Develop New Types of Analytic Methods: An overarching theme in all aspects of the workshops was the need to develop new types of analytic methods to enable rich findings from complex forms of educational data. For example, appropriate measurement models for simulations and games—particularly those that are open ended—include Bayes nets, artificial neural networks, and model tracing. In his briefing paper, Mitros writes, “Integrating different forms of data—from peer grading, to mastery-based assessments, to ungraded formative assessments, to participation in social forums—gives an unprecedented level of diversity to the data. This suggests a move from traditional statistics increasingly into machine learning, and calls for very different techniques from those developed in traditional psychometrics.” Breakthroughs in analytic methods are clearly a necessary advance for data science in education.
Build Human Capacity to Do Data Science and to Use Its Products: More people with expertise in data science and data engineering are needed to realize its potential in education, and all stakeholders must become sophisticated consumers of dataintensive research in education. Few data science education programs currently exist, and most educational research programs 5 do not require data literacy beyond a graduate statistics course. Infusing educational research with data science training or providing an education “track” for data scientists could provide these cross-disciplinary opportunities. Ethics should be included in every step of data science training to reduce the unintentional emotional harm that could result from various analyses.

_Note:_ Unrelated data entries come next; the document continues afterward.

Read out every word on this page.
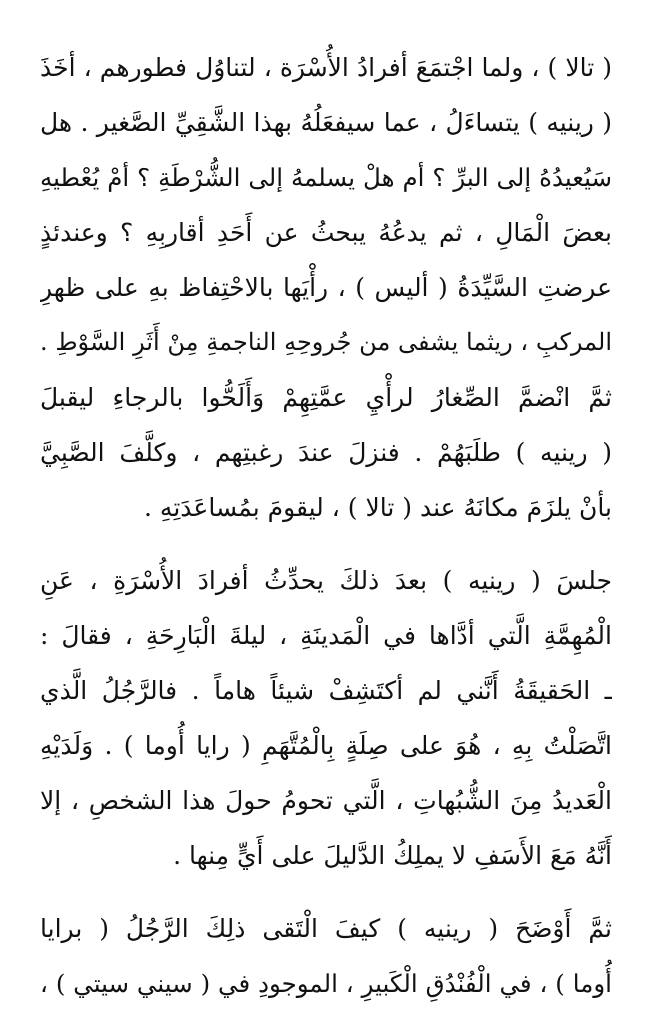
( تالا ) ، ولما اجْتمَعَ أفرادُ الأُسْرَة ، لتناوُل فطورهم ، أخَذَ
( رينيه ) يتساءَلُ ، عما سيفعَلُهُ بهذا الشَّقِيِّ الصَّغير . هل
سَيُعيدُهُ إلى البرِّ ؟ أم هلْ يسلمهُ إلى الشُّرْطَةِ ؟ أمْ يُعْطيهِ
بعضَ الْمَالِ ، ثم يدعُهُ يبحثُ عن أَحَدِ أقاربِهِ ؟ وعندئذٍ
عرضتِ السَّيِّدَةُ ( أليس ) ، رأْيَها بالاحْتِفاظ بهِ على ظهرِ
المركبِ ، ريثما يشفى من جُروحِهِ الناجمةِ مِنْ أَثَرِ السَّوْطِ .
ثمَّ انْضمَّ الصِّغارُ لرأْيِ عمَّتِهِمْ وَأَلَحُّوا بالرجاءِ ليقبلَ
( رينيه ) طلَبَهُمْ . فنزلَ عندَ رغبتِهم ، وكلَّفَ الصَّبِيَّ
بأنْ يلزَمَ مكانَهُ عند ( تالا ) ، ليقومَ بمُساعَدَتِهِ .
جلسَ ( رينيه ) بعدَ ذلكَ يحدِّثُ أفرادَ الأُسْرَةِ ، عَنِ
الْمُهِمَّةِ الَّتي أدَّاها في الْمَدينَةِ ، ليلةَ الْبَارِحَةِ ، فقالَ :
ـ الحَقيقَةُ أَنَّني لم أكتَشِفْ شيئاً هاماً . فالرَّجُلُ الَّذي
اتَّصَلْتُ بِهِ ، هُوَ على صِلَةٍ بِالْمُتَّهَمِ ( رايا أُوما ) . وَلَدَيْهِ
الْعَديدُ مِنَ الشُّبُهاتِ ، الَّتي تحومُ حولَ هذا الشخصِ ، إلا
أَنَّهُ مَعَ الأَسَفِ لا يملِكُ الدَّليلَ على أَيٍّ مِنها .
ثمَّ أَوْضَحَ ( رينيه ) كيفَ الْتَقى ذلِكَ الرَّجُلُ ( برايا
أُوما ) ، في الْفُنْدُقِ الْكَبيرِ ، الموجودِ في ( سيني سيتي ) ،
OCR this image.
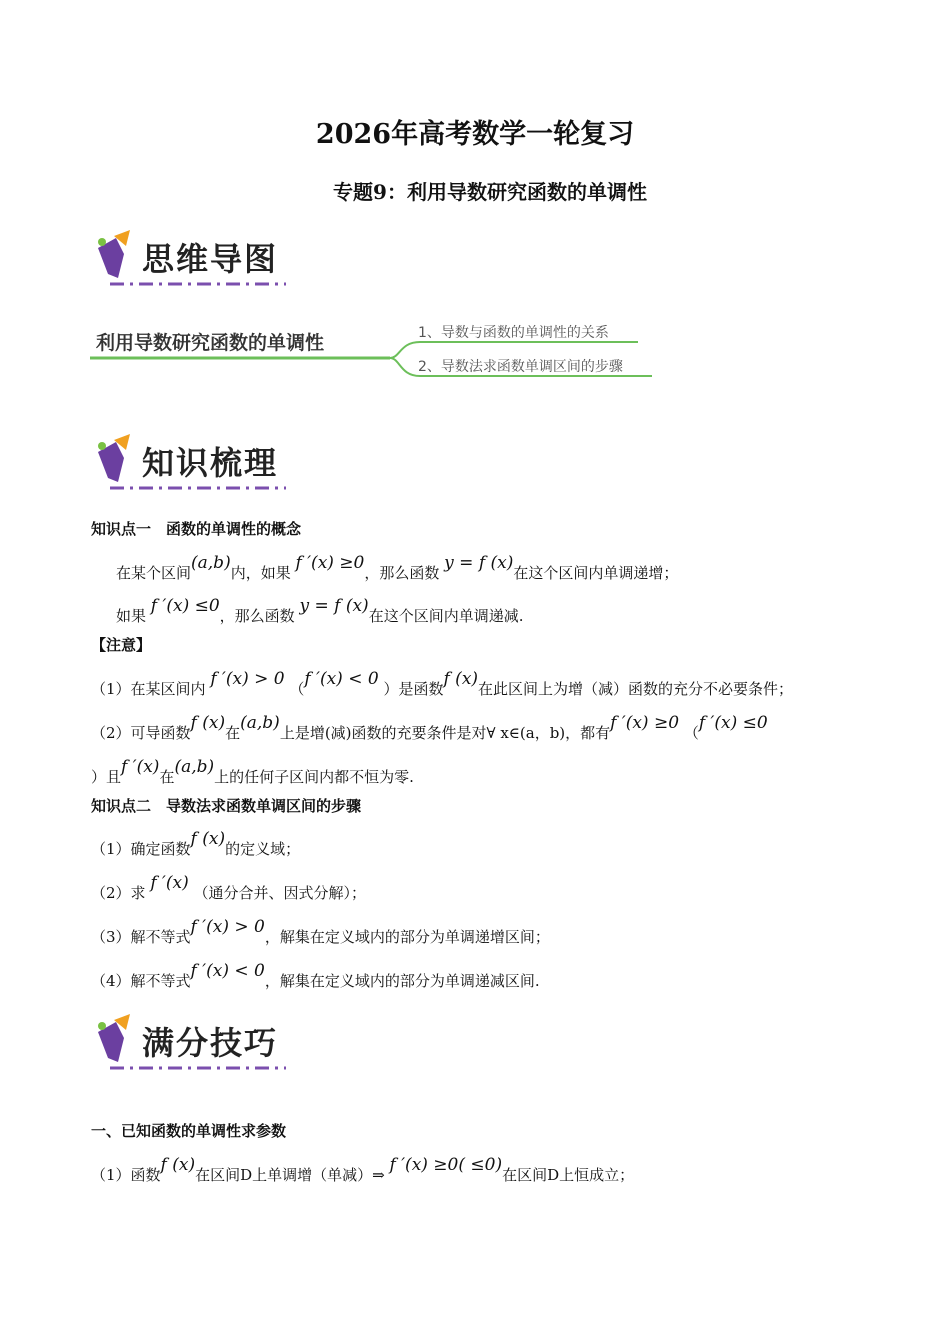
2026年高考数学一轮复习
专题9：利用导数研究函数的单调性
思维导图
利用导数研究函数的单调性	1、导数与函数的单调性的关系
2、导数法求函数单调区间的步骤
知识梳理
知识点一　函数的单调性的概念
在某个区间(a,b)内，如果 f ′(x) ≥0，那么函数 y = f (x)在这个区间内单调递增；
如果 f ′(x) ≤0，那么函数 y = f (x)在这个区间内单调递减.
【注意】
（1）在某区间内 f ′(x) > 0 （f ′(x) < 0 ）是函数f (x)在此区间上为增（减）函数的充分不必要条件；
（2）可导函数f (x)在(a,b)上是增(减)函数的充要条件是对∀ x∈(a，b)，都有f ′(x) ≥0 （f ′(x) ≤0
）且f ′(x)在(a,b)上的任何子区间内都不恒为零.
知识点二　导数法求函数单调区间的步骤
（1）确定函数f (x)的定义域；
（2）求 f ′(x) （通分合并、因式分解）；
（3）解不等式f ′(x) > 0，解集在定义域内的部分为单调递增区间；
（4）解不等式f ′(x) < 0，解集在定义域内的部分为单调递减区间.
满分技巧
一、已知函数的单调性求参数
（1）函数f (x)在区间D上单调增（单减）⇒ f ′(x) ≥0( ≤0)在区间D上恒成立；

Develop Advances in Privacy, Security, and Ethics: Recent events have highlighted the importance of reassuring stakeholders in education about issues of privacy, security, and ethical usage of any educational data collected. More attention is being paid to explicit and implicit bias embedded in big data and algorithms and the subsequent harms that arise. Hammer’s briefing paper indicates that “[e]ach new technology a researcher may want to use will present a unique combination of risks, most of which can be guarded against using available technologies and proper information policies. Speaking generally, privacy can be adequately protected through encrypted servers and data, anonymized data, having controlled access to data, and by implementing and enforcing in-office privacy policies to guard against unauthorized and exceeded data access.” A risk-based approach, similar to the approach taken by the National Institute of Standards and Technologies in guidelines for federal agencies, would allow for confidentiality, consent, and security concerns to be addressed commensurate with the consequences of a breach.